Befürworter einer befristeten Verlängerung für den Einsatz des umstrittenen Unkrautvernichters Glyphosat haben einen Dämpfer bekommen. Der zuständige Ausschuss der EU-Kommission habe am Freitag der Verlängerung formal widersprochen.
Der Wirkstoff Glyphosat wurde im Jahr 2001 mit qualifizierter mehrheitlicher Zustimmung der EU-Mitgliedstaaten genehmigt. Diese Genehmigung wurde 2017 für fünf Jahre bis zum Dezember 2022 erneuert. Nun muss entschieden werden, wie es weitergeht.
Ohne Bewertung keine Entscheidung
Aktuell läuft in der EU ein Verfahren zur Wiederzulassung des Herbizids. Pflanzenschutzmittelhersteller wie Bayer und Syngenta hatten diese im Dezember 2019 beantragt. Die aktuelle Zulassung läuft am 15. Dezember 2022 aus. Eine Bewertung des umstrittenen Wirkstoffes zieht sich nun länger als geplant, sodass die zuständigen EU-Behörden bis dahin nicht in der Lage sind zu einer wissenschaftlichen Neubewertung zu kommen.
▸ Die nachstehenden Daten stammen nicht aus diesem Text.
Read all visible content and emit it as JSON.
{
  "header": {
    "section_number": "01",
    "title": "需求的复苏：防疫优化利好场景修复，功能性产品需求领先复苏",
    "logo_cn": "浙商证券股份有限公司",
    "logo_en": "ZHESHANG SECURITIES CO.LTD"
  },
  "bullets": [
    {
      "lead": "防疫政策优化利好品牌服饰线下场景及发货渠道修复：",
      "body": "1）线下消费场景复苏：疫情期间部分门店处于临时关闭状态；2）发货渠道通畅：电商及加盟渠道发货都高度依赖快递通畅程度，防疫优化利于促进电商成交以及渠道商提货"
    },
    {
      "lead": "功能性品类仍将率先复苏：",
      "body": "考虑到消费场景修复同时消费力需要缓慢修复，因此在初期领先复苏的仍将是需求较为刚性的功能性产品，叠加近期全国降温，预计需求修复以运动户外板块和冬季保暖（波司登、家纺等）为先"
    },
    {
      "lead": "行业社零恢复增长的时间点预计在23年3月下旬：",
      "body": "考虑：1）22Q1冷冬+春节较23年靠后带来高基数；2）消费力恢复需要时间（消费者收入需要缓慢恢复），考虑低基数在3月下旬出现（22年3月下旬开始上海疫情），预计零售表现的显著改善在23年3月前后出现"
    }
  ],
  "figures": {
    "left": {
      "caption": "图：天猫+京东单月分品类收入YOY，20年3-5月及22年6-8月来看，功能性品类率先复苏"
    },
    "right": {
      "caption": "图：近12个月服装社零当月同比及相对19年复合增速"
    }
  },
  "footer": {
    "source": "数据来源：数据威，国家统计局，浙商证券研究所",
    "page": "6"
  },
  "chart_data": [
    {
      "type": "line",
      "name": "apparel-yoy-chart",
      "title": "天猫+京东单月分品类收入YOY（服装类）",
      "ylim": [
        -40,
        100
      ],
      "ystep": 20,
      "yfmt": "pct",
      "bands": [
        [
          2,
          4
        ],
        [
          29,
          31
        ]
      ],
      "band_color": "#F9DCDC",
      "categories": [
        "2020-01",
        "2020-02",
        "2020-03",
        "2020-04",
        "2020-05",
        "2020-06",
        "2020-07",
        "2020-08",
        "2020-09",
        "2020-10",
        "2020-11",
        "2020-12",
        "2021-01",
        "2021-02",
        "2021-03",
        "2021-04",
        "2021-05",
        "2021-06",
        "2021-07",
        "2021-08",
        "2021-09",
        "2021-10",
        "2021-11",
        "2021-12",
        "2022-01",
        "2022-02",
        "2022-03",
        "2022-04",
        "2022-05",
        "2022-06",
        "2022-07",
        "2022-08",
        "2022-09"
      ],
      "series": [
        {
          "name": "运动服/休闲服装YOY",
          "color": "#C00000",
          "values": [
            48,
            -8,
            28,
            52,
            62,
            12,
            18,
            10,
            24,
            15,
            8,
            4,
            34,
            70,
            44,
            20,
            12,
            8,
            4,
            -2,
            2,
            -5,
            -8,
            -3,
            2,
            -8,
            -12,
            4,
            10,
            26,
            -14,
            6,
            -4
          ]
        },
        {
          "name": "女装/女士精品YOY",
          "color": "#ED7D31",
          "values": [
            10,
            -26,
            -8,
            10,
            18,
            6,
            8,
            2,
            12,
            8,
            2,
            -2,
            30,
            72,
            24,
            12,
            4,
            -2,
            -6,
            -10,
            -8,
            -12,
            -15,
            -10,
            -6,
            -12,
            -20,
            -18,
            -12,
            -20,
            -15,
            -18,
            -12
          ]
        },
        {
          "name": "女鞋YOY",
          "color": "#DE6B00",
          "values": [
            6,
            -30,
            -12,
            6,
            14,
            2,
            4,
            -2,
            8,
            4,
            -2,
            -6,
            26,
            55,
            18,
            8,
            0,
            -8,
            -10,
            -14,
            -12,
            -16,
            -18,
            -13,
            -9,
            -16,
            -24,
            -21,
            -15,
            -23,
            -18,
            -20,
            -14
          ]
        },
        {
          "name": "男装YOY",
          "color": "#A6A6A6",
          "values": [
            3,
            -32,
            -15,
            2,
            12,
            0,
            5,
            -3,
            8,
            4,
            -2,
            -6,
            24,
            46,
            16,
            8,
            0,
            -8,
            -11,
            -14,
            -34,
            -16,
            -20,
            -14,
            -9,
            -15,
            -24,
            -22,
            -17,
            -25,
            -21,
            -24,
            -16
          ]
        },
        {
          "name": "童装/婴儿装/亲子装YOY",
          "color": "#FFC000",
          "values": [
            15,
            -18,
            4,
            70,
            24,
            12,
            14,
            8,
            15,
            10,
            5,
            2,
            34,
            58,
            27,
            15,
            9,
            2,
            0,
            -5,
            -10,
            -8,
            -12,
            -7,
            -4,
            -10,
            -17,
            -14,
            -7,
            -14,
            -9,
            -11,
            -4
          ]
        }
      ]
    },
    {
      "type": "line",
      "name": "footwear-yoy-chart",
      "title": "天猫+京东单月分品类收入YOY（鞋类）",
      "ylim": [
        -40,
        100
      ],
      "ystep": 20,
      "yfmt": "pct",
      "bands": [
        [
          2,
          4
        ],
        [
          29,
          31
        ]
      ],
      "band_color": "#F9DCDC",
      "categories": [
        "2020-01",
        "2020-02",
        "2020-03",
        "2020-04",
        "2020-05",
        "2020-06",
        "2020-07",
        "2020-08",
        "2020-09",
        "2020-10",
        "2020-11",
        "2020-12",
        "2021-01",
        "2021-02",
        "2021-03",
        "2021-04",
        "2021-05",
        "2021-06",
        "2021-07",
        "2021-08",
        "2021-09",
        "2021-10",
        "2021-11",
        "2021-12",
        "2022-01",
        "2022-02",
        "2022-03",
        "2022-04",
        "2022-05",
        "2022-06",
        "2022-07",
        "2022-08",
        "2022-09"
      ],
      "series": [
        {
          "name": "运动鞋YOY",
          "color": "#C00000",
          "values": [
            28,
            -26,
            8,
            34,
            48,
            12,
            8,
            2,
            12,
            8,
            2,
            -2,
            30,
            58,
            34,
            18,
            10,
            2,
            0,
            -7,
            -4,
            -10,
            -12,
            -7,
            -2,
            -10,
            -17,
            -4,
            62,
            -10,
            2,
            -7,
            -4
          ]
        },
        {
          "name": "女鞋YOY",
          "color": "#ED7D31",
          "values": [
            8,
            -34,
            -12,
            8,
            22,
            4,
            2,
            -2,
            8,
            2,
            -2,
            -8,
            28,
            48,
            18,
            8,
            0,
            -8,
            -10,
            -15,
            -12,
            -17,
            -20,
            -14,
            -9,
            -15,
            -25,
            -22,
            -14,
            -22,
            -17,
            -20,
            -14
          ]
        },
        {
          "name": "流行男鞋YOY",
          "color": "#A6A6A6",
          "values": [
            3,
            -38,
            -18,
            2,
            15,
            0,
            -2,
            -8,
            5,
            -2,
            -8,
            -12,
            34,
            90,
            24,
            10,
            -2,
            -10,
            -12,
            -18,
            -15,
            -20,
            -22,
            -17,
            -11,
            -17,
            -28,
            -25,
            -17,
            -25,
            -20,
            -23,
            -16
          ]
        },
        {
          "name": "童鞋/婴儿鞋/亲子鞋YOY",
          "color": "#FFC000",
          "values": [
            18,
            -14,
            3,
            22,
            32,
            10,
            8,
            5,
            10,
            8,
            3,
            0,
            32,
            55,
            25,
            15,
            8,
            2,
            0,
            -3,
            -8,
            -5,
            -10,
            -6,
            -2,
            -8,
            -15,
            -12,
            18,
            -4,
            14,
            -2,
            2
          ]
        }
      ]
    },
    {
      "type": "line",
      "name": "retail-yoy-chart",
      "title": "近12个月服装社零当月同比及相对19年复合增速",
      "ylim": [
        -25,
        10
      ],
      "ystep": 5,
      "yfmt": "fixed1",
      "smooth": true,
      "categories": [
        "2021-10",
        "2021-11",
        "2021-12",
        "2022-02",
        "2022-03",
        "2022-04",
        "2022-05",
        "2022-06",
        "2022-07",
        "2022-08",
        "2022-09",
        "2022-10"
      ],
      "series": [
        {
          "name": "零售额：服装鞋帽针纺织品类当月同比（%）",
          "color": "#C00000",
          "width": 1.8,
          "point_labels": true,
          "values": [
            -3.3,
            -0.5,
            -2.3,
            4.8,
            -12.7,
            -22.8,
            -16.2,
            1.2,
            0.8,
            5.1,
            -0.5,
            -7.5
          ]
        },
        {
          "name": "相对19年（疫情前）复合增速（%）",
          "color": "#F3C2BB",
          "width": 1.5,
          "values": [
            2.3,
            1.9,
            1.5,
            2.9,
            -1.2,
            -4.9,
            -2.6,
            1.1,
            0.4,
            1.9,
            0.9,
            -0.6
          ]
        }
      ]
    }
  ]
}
Das führt wiederum dazu, dass die politisch Verantwortlichen wie die EU-Kommission und die EU-Mitgliedstaaten nicht über eine Neuzulassung abstimmen können. Um mehr Zeit zu gewinnen, hat die EU-Kommission daraufhin die einjährige Verlängerung der aktuellen Zulassung vorgeschlagen.
Berufungskommission
Nun geht die Entscheidung über die Frist-Verlängerung vor eine Berufungskommission. Dieses Gremium nimmt dann die Arbeit auf, wenn der zuständige Ausschuss keine Zustimmung zu Vorschlägen der EU-Kommission vorliegt. Kann auch die Berufungskommission keine Einigung herbeiführen, liegt die Entscheidung, die Glyphosat-Zulassung möglicherweise zu verlängern, allein beim Kollegium der EU-Kommissare.
Die Europäische Behörde für Lebensmittelsicherheit (EFSA) und die Europäische Chemikalienagentur (ECHA) hatten bereits im Mai dieses Jahres mitgeteilt, dass sie erst im Juli 2023 in der Lage seien, eine finale Stellungnahme an die Mitgliedstaaten und die EU-Kommission zu übermitteln.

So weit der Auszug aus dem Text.